A educação é um direito humano fundamental, a educação tem como objetivo central a formação de cidadãos livres, dotados de espírito crítico, autónomos e capazes de contribuir para o desenvolvimento da sociedade em que vivem, portadores de competências necessárias para fazer face aos novos desafios que se colocam às novas gerações. Seja no mundo do trabalho, seja da necessidade de preservar valores e cultura, seja para prevenir e enfrentar as consequências das alterações climáticas no mundo.

Por isso tem particular relevância a II Conferência Compromisso para o Sucesso Educativo promovido pela Secretaria Regional da Solidariedade Social e a Secretaria Regional da Educação, Cultura e Desporto que teve lugar na passada segunda feira, dia 15 de julho.

Este evento assume particular relevância porque é o reflexo do excelente trabalho de um conjunto abrangente de parceiros como a Escola, a Ação Social, as forças vivas da comunidade, as famílias e os alunos, em torno da promoção do sucesso escolar das crianças e jovens, por agora, dos concelhos da Lagoa, Vila Franca do Campo, Povoação e Nordeste.
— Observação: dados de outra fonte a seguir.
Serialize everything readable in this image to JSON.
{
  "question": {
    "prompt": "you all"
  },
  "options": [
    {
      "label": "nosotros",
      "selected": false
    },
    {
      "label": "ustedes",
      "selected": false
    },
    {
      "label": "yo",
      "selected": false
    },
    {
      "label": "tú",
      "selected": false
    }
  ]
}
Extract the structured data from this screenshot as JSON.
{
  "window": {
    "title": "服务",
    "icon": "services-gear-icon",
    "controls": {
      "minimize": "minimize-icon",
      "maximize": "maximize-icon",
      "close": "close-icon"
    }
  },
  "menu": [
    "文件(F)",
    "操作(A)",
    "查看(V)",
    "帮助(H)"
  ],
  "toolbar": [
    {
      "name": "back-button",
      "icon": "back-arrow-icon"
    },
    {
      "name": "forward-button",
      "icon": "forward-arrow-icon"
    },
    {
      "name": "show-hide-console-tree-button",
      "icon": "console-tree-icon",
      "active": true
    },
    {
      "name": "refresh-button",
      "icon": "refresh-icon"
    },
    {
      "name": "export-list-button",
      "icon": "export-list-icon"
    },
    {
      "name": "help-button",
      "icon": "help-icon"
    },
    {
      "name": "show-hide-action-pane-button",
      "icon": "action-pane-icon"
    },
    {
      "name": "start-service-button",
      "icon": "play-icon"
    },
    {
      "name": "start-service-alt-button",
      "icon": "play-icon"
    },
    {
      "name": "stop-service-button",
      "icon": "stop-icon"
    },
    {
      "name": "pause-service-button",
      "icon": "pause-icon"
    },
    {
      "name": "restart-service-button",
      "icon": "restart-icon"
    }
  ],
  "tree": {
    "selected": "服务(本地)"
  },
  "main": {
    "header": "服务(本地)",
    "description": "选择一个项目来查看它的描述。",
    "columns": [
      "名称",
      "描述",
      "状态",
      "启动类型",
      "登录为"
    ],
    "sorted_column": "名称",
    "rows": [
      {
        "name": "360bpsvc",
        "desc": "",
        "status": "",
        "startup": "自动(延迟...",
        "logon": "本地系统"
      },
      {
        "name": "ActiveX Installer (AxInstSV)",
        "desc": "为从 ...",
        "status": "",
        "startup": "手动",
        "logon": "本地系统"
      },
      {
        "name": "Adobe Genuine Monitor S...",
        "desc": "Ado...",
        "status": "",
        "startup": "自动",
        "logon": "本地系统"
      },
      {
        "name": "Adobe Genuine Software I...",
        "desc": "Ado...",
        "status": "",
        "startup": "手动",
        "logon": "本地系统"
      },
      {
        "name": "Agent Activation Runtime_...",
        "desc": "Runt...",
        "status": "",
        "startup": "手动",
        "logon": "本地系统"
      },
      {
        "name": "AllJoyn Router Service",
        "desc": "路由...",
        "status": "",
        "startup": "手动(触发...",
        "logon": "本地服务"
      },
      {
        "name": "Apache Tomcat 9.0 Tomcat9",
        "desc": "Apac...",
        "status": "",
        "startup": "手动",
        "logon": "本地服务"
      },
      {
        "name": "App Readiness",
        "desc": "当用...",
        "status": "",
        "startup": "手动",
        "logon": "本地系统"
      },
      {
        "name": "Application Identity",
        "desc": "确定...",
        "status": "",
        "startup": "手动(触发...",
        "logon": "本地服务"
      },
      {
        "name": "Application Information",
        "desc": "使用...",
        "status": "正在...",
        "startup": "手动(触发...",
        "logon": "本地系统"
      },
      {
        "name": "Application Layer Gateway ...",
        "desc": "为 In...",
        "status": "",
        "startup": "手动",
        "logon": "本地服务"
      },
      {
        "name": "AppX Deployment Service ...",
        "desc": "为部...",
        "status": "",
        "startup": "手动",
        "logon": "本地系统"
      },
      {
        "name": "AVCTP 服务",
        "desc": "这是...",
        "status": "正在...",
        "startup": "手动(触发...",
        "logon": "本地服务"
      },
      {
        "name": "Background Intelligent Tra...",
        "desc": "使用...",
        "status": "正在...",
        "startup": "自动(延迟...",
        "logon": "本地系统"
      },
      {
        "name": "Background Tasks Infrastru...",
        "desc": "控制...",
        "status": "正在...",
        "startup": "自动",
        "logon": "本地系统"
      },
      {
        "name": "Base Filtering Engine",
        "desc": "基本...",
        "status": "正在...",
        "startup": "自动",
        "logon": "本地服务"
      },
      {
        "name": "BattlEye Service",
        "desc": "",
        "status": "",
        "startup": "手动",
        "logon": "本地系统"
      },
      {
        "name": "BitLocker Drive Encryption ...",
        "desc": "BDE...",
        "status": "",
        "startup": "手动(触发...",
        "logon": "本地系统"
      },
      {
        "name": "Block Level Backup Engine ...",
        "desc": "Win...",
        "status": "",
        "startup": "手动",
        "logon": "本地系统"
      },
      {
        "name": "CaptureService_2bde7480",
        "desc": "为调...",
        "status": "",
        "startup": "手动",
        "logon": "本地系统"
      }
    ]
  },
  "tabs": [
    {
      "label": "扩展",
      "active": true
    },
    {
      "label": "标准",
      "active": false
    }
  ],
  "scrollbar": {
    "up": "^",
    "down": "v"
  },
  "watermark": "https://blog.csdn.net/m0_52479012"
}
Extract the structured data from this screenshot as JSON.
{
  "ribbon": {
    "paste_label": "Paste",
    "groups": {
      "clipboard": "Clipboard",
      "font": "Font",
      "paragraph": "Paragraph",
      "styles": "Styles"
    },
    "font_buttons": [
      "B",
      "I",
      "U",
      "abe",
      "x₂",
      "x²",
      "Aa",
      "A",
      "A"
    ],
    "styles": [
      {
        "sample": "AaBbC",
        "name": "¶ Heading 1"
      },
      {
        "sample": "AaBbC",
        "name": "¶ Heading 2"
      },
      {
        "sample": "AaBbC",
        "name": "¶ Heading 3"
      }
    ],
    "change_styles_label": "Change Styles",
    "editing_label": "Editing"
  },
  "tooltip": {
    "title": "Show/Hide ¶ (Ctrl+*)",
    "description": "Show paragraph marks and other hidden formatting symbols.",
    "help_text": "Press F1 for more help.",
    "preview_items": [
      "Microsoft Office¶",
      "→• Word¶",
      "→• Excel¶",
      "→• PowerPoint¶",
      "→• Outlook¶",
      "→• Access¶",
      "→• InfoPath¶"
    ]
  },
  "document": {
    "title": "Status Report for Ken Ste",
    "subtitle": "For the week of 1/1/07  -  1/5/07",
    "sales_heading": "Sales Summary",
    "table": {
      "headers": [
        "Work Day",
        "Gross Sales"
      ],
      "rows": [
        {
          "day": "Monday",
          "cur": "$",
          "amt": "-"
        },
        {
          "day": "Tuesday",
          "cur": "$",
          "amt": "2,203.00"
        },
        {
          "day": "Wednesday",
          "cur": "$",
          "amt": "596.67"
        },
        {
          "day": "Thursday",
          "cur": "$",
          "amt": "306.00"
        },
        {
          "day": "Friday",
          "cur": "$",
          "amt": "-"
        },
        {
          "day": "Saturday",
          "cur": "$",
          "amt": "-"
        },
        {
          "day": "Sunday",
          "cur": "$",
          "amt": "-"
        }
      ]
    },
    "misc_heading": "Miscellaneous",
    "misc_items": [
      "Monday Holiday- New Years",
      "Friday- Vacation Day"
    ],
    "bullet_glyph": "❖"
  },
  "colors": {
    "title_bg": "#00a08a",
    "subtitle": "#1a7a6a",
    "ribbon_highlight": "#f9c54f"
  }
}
Promover o sucesso educativo e reduzir a retenção e o absentismo são os objetivos principais do Parceria de Intervenção Comunitária “Sucesso Educativo – Escola, Comunidade, Família” que também visa “aumentar as expectativas dos alunos, docentes, famílias, não-docentes e outros agentes comunitários, sobre a capacidade de todos os alunos aprenderem e consequentemente, melhorar a sua performance social e empregabilidade futuras.”
A Parceria de Intervenção Comunitária “Sucesso Educativo – Escola, Comunidade, Família” acaba por ser reflexo da complementaridade das politicas sociais, na Região, promotoras da Igualdade de Oportunidades e facilitar da redução das desigualdades sociais.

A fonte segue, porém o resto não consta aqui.